Restored cerebral blood flow and preserved brain vascular density by mTOR attenuation in LDLR^−/− mice. (a) Profound CBF deficits in 12 month old LDLR^−/− mice were restored to levels indistinguishable from those of WT mice as a result of chronic rapamycin treatment (F(2,7) = 21.22, p = 0.001, Tukey’s test, one-way ANOVA); (b–c) Reduced BVD (calculated as S = ΔR2/(ΔR2*)^2/3) in control-treated but not in rapamycin-treated LDLR^−/− mice (F(2,7) = 41.48, p = 0.0001, Tukey’s test, one-way ANOVA; (b) Representative MRI angiograms; (c) Quantitative analyses of angiogram data. n = 3–4. Data are means ± SEM. N.B. Data for the single surviving HFD-fed rapamycin-treated LDLR^−/− animal are provided (a,c) but were not included in the ANOVA. Values for WT CBF (a) and BVD (c) are included as a reference and correspond to measures performed on separate groups of WT C57Bl/6 J mice of comparable age; these values were not included in the ANOVA.

Figure 5.

Rapamycin treatment abolishes memory impairments in LDLR^−/− mice. (a) No differences among experimental groups during training in the spatial novelty task; (b) Recognition memory in rapamycin-treated HFD-fed LDLR^−/− mice is restored to levels indistinguishable from those of WT mice (F(3, 35) = 7.048, p = 0.0008 Tukey’s test, one-way ANOVA), n = 10–11/group; (c) Improved performance in rapamycin-treated HFD-fed mice, but not in in control-treated LDLR^−/− mice fed either HFD or maintenance chow in days 2 and 3 of training in the MWM [(F(3, 35) = 6.336, p = 0.0015) and training day (F (3, 105) = 15.19, p < 0.0001, Tukey’s test, RM two-way ANOVA]. Although all groups swam comparable distances during training days, distances swam were artificially decreased in untreated HFD-fed LDLR^−/− mice (d) due to a significant reduction in swimming speed (e) (F(3, 35) = 10.71, p < 0.0001, Tukey’s test, RM two-way ANOVA) as a result of increased floating (f) (F (3, 35) = 4.87, p = 0.006, Tukey’s test, RM two-way ANOVA). n = 10/group.
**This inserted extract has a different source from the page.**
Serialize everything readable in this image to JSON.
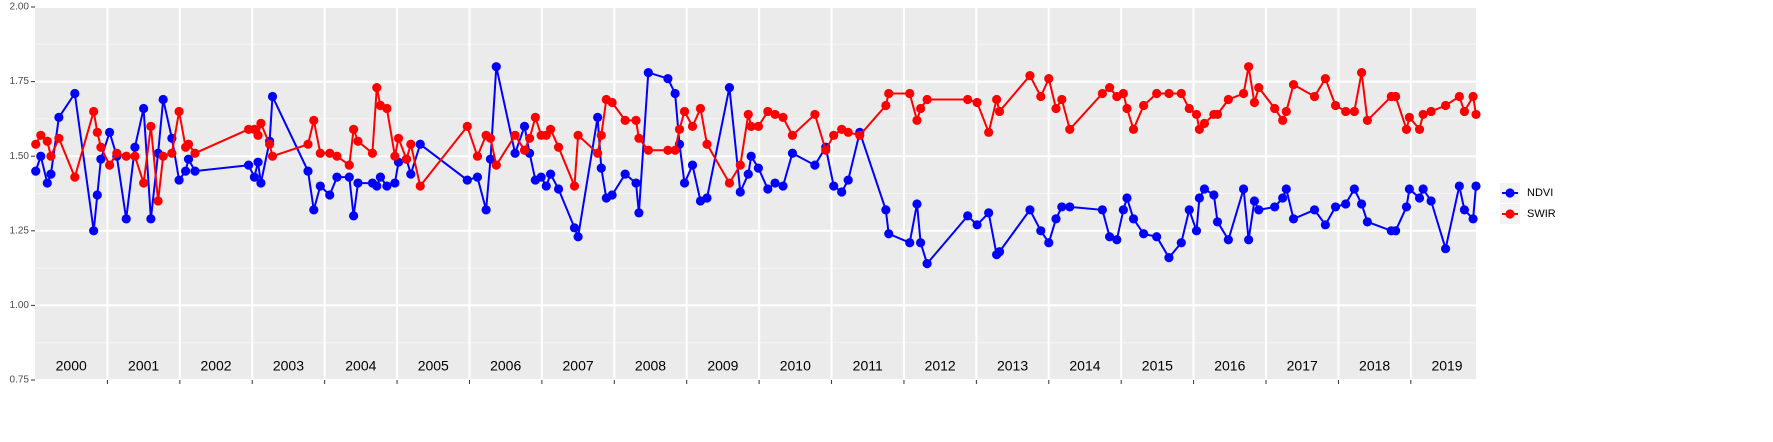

Data are means ± SEM. (g) HFD-fed LDLR^−/− mice exhibit significant cognitive impairment during the probe trial in which the platform is removed. Rapamycin treatment restored exploration in the appropriate quadrant to WT levels (**, one-way ANOVA, p = 0.013). *, HFD-fed LDLR^−/− different from Control Maint; ^, HFD-fed LDLR^−/− different from Maint-fed LDLR^−/−; #, HFD-fed LDLR^−/− different from rapa-fed LDLR^−/− mice.

Figure 6.

Chronic rapamycin treatment abrogates an increase in markers of systemic inflammation in LDLR^−/− mice. (a) Reduced brain IL-6 levels in rapamycin-treated HFD-fed LDLR^−/− mice as compared to control-treated HFD-fed LDLR^−/− mice [p = 0.2566, Student’s unpaired t test with Welch’s correction. Variance was significantly different among groups (p = 0.001, F(4, 6) = 12.09], n = 5–7/group); (b) Increased serum levels of SAA in control HFD-fed LDLR ^−/− mice as compared to maintenance-fed LDLR^−/− are attenuated by rapamycin treatment (****p < 0.0001, F(3, 15) = 49.79, Tukey’s test, one-way ANOVA and p = 0.028, Student’s unpaired t test). n = 6/group Data are means ± SEM.